News & Politics

UN Atomic Chief: Attacking Iran Would Set Region on Fire

IAEA chief ElBaradei says attack unnecessary.
UN atomic watchdog chief Mohamed ElBaradei warned that any attack on Iran would transform the region into a "ball of fire," in an interview with Al-Arabiya television broadcast on Saturday.

His comments come after US media reported that Israeli jet pilots trained for a possible strike on Iranian nuclear sites.

"A military strike (against Iran) would in my opinion be worse than anything else... It would transform the Middle East region into a ball of fire," said ElBaradei, director general of the International Atomic Energy Agency (IAEA).

Should a strike be carried out, he told the Dubai-based channel, he would find it impossible to continue as head of the IAEA.

An attack, he added, would do nothing but harden Iran's position in its row with the West over its nuclear program.

"A military strike would spark the launch of an emergency program to make atomic weapons, with the support of all Iranians, including those living abroad," ElBaradei said.

He did not believe, he added, that there was any "imminent risk" of proliferation given the current status of Iran's nuclear program and made it clear he would "not have a place" as head of the IAEA in the event of a military strike against Iran.

The New York Times on Friday cited US officials as saying a major military exercise carried out by Israel earlier this month seemed to be a test-run for any potential strike against Iran's nuclear facilities.

In Athens, an official with the Greek air force's central command confirmed the substance of the report, stating that it had taken part in "joint training exercises" with Israel off the Mediterranean island of Crete.

The manoeuvres, code-named "Glorious Spartan 08," took place on May 28 and June 12, and consisted of aerial exercises and knowledge exchange, said the Greek source, who requested anonymity.

The goal was for more than 100 Israeli F-16 and F-15 fighter jets to prepare for long-range strikes and demonstrate Israel's serious concern over Iran's nuclear ambitions, the Times reported.

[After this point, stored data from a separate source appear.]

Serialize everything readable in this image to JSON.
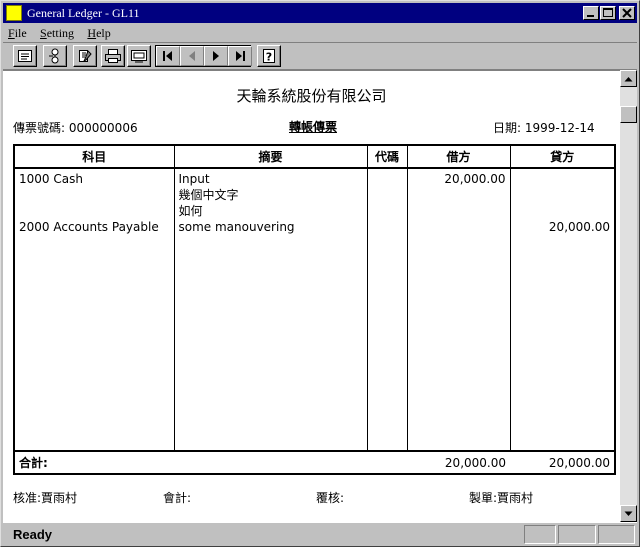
{
  "window": {
    "title": "General Ledger - GL11"
  },
  "menu": {
    "items": [
      {
        "label": "File",
        "key": "F",
        "rest": "ile"
      },
      {
        "label": "Setting",
        "key": "S",
        "rest": "etting"
      },
      {
        "label": "Help",
        "key": "H",
        "rest": "elp"
      }
    ]
  },
  "toolbar": {
    "icons": [
      "list-icon",
      "tree-icon",
      "edit-icon",
      "print-icon",
      "preview-icon"
    ],
    "nav": [
      "first-record-icon",
      "previous-record-icon",
      "next-record-icon",
      "last-record-icon"
    ],
    "help": "?"
  },
  "document": {
    "company": "天輪系統股份有限公司",
    "voucher_no_label": "傳票號碼:",
    "voucher_no": "000000006",
    "title": "轉帳傳票",
    "date_label": "日期:",
    "date": "1999-12-14",
    "columns": [
      "科目",
      "摘要",
      "代碼",
      "借方",
      "貸方"
    ],
    "entries": [
      {
        "account": "1000 Cash",
        "description": [
          "Input",
          "幾個中文字",
          "如何"
        ],
        "code": "",
        "debit": "20,000.00",
        "credit": ""
      },
      {
        "account": "2000 Accounts Payable",
        "description": [
          "some manouvering"
        ],
        "code": "",
        "debit": "",
        "credit": "20,000.00"
      }
    ],
    "total_label": "合計:",
    "total_debit": "20,000.00",
    "total_credit": "20,000.00",
    "signatures": {
      "approved_label": "核准:",
      "approved": "賈雨村",
      "accounting_label": "會計:",
      "accounting": "",
      "review_label": "覆核:",
      "review": "",
      "prepared_label": "製單:",
      "prepared": "賈雨村"
    }
  },
  "status": {
    "text": "Ready"
  }
}
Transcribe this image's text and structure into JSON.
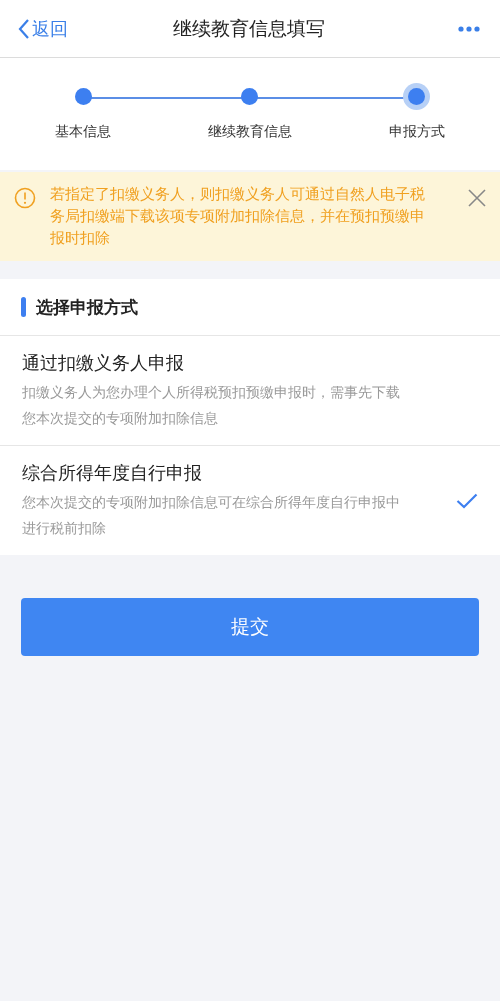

On June 6 an Israeli Deputy Prime Minister, Shaul Mofaz, warned that Iran would face attack if it pursues what he said was its nuclear weapons program.

In Tehran, senior cleric Ayatollah Ahmad Khatami warned Israel of a "strong blow" if it attacks Iran.

"If enemies, especially Israelis and their supporters in the United States, would want to use a language of force, they should rest assured that they will receive a strong blow in the mouth," Khatami said in his Friday prayers sermon.

Iranian government spokesman Gholam Hossein Elham told reporters on Saturday that an attack by Israel was "impossible.